Coral in Sri Lanka after the tsunami

Interesting preliminary report based on rapid assessment in Sri Lanka posted on the BBC site at about 00.30am this morning (Sri Lanka reefs 'survive tsunami'):

Coral reefs around the coast of Sri Lanka may have suffered much less damage from the Indian Ocean tsunami than was initially feared, early surveys have suggested.

…"We have found some things that reflect the situation on land - and some things that don't," [says] Jerker Tamelander, marine programme co-ordinator of the World Conservation Union in Sri Lanka...

"One thing is that damage is very patchy. It varies a lot, from one area to another, and it varies a lot within a certain area.

"A lot of the mechanical damage seems to have been caused by boats washing over coral reefs, and in turn pushing over large boulders, so there's very site-specific damage - whereas on the broad scale, the mechanical damage is much less."

...Mr Tamelander has completed a survey of reefs of Sri Lanka's south-west coast, conducting a rapid assessment of environmental damage to coral reefs and sea-grass beds.

The area was badly affected on land, with "significant destruction" of terrestrial ecosystems. But in comparison, the underwater coral has not been so badly affected.

He now plans to head to the eastern side of Sri Lanka, where there are coral reefs that survived the 1998 bleaching to a much higher degree.

The force of the tsunami was potentially greater there than in the south-west.
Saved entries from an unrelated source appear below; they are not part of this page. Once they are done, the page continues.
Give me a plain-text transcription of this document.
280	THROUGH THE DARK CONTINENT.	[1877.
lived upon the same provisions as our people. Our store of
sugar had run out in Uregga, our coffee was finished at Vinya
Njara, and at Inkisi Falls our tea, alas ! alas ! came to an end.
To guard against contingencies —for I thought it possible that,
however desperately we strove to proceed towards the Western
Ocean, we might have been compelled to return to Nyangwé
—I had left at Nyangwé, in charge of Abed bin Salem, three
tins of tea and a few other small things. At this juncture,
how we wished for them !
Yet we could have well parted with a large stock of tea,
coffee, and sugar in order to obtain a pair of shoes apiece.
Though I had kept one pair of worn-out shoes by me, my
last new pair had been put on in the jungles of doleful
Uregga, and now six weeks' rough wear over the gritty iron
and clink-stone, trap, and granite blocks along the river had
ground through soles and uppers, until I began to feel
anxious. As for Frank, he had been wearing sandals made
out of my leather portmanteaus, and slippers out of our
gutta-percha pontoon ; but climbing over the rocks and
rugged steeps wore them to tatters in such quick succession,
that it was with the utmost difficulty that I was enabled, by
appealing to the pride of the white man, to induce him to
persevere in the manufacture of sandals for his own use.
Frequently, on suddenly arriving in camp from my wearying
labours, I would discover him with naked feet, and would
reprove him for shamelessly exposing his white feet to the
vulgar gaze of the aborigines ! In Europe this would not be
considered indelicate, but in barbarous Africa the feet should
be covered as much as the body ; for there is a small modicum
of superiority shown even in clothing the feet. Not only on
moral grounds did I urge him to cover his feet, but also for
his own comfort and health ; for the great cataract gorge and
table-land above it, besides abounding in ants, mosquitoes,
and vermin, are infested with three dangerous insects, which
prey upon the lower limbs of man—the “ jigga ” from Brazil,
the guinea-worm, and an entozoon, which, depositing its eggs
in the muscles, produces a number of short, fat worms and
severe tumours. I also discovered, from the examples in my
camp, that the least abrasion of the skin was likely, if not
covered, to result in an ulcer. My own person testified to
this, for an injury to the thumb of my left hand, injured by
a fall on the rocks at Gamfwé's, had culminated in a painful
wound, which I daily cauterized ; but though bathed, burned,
He said that so far, however, he was "pleasantly surprised" by what had been found in Sri Lanka and also the Gulf of Mannar, in India.

"There are reports of several reefs in Thailand that have also withstood the impact very well," he said.

"At the same time, we have as yet unconfirmed or unquantified damage that is quite severe - but this is quite preliminary, and we need broader surveys to say more."